Hyperrhiz 21

Identifying Cult Stardom: A Check-list For The Digital Era

Jennifer O’Meara
Trinity College Dublin


Citation: O’Meara, Jennifer. “Identifying Cult Stardom: A Check-list For The Digital Era.” Hyperrhiz: New Media Cultures, no. 21, 2019. doi:10.20415/hyp/021.let02

Abstract: this listicle uses the form of an online quiz to deconstruct the notion of cult stardom and the underlying gendered politics of such celebrity status on digital platforms. The list draws on the format of online checklist-style quizzes, to help people determine if a given performer is being actively celebrated – in typical cult fashion – in a Web 2.0 environment. The checklist focuses on three actors, with a view to demonstrating how cult film stars are subject to similar online practices by fans.

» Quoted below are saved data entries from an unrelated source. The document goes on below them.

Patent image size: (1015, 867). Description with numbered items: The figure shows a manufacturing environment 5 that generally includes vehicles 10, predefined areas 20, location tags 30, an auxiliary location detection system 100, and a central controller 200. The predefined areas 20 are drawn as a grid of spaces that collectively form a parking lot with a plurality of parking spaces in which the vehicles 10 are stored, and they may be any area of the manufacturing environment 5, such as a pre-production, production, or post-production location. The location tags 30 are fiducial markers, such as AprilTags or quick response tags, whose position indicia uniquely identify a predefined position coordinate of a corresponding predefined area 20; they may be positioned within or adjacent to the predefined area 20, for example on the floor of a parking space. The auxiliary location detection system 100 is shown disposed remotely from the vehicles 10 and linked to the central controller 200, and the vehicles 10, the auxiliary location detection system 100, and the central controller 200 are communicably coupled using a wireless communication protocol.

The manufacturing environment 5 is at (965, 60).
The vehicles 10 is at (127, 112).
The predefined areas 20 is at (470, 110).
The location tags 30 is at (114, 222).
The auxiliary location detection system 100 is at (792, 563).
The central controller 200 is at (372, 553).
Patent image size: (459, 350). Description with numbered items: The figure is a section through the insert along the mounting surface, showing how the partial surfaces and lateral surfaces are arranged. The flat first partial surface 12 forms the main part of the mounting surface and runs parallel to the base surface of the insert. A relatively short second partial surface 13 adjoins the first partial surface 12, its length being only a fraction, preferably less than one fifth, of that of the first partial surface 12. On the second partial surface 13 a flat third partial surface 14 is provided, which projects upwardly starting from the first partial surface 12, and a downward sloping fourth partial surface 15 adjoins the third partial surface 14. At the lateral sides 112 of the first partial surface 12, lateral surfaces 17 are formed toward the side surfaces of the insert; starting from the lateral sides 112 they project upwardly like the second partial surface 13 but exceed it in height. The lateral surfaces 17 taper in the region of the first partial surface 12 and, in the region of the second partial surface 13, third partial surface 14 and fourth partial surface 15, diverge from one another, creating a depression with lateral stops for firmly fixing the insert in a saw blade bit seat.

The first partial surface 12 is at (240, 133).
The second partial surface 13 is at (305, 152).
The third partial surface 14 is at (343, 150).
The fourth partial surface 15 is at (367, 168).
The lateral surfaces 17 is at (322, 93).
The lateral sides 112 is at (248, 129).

Keywords: media studies, cult film, quiz, fandom, celebrity, gender.


Introduction

As Ernest Mathijs and Jamie Sexton explain when defining the concept of cult cinema, a film’s reception is key to establishing its “cult” status – with such films revealing themselves gradually over time (2011: 1-10). The tendency for fans to engage in an ongoing and active celebration of a given film, or performer, is one significant aspect of cult film reception. Kate Egan and Sarah Thomas have built on Mathijs and Sexton's work on cult films, so that it speaks to cult stardom. In Cult Film Stardom (2012: 1) they note that such stars generally have “offbeat qualities” – such as a distinctive voice or body type – which make them stand out from the typical mainstream performers, and which selected audiences embrace and celebrate.

Although cult film stardom pre-dates digital media, the internet has provided a wide array of outlets for fans to actively celebrate their favorite unconventional stars. Memes and mash-ups frequently employ images or live-action performances by character actors like Steve Buscemi and Christopher Walken, or dead-pan favorite Bill Murray. Their distinctive traits, such as Buscemi’s haunting eyes or Murray’s blank affect, are rendered all the more entertaining when edited into another media form. There are other living male memes out there, including Jeff Goldblum – who has even ranked the internet’s best Jeff Goldblum memes. Yet while Goldblum is eccentric, he veers too close to being a conventional heartthrob, and too willing to get involved in his mimetic persona, to be grouped in this precise category. After all, it is the unexpected erotic appeal of his naked chest that has garnered him the most likes.

The accompanying check-list draws on the format of online checklist-style quizzes, to help people determine if a given performer is being actively celebrated – in typical cult fashion – in a Web 2.0 environment. The checklist focuses on three actors, with a view to demonstrating how cult film stars are subject to similar online practices by fans. Through the checklist format, the various implied criteria for achieving digital cult status – such as distinctive but ‘normal’ features, remixable performances and maleness – are also underscored.


Identifying Cult Stardom: A Check-list for the Digital Era

That not-very-current celebrity keeps popping up on your social media, but you’re not sure if this means they’re a digital star. If your celebrity meets at least 6 of the criteria below then they're a bonafide cult sensation!

1. Your celebrity’s name been reworked in a variety of pun-based memes.

2. Your celebrity is the subject of a recut film trailer which parodies their lack of conventional sex appeal.

3. Your celebrity has spawned an unofficial, satirical Twitter account.

4. Your celebrity is being used to sell kitsch products on Etsy, the popular, craft-based site.

5. Your celebrity has been given their own special edition show on a major streaming site.

6. Or, your celebrity inspires other seasonally themed fan-works.

7. Your celebrity’s most distinguishing physical feature is regularly Photoshopped onto the faces of others.

8. The wise words of your celebrity are regularly featured on popular websites.

9. Most importantly, your celebrity is a middle-aged actor who in no way resembles an actual Hollywood heart-throb.

If so, the internet has probably found many varied ways to celebrate him -- yes, him: unconventional middle-aged female performers are much less present, digitally. Male cult stars, exemplified by Steve Buscemi, Bill Murray and Christopher Walken, however, have an irreducible presence. Yes, the digital sphere grants some much-earned space to the likes of Emma Thompson and Tilda Swinton, but we’re still waiting for them -- and other unconventional woman -- to receive their Christmas specials and parody Twitter accounts.


Bibliography

Egan, Kate and Thomas, Sarah (eds.) Cult Film Stardom: Offbeat Attractions and Processes of Cultification. London: Palgrave MacMillan, 2012.

Mathijs, Ernest and Sexton, Jamie. Cult Cinema: An Introduction. Oxford and Chichester: Wiley-Blackwell, 2011.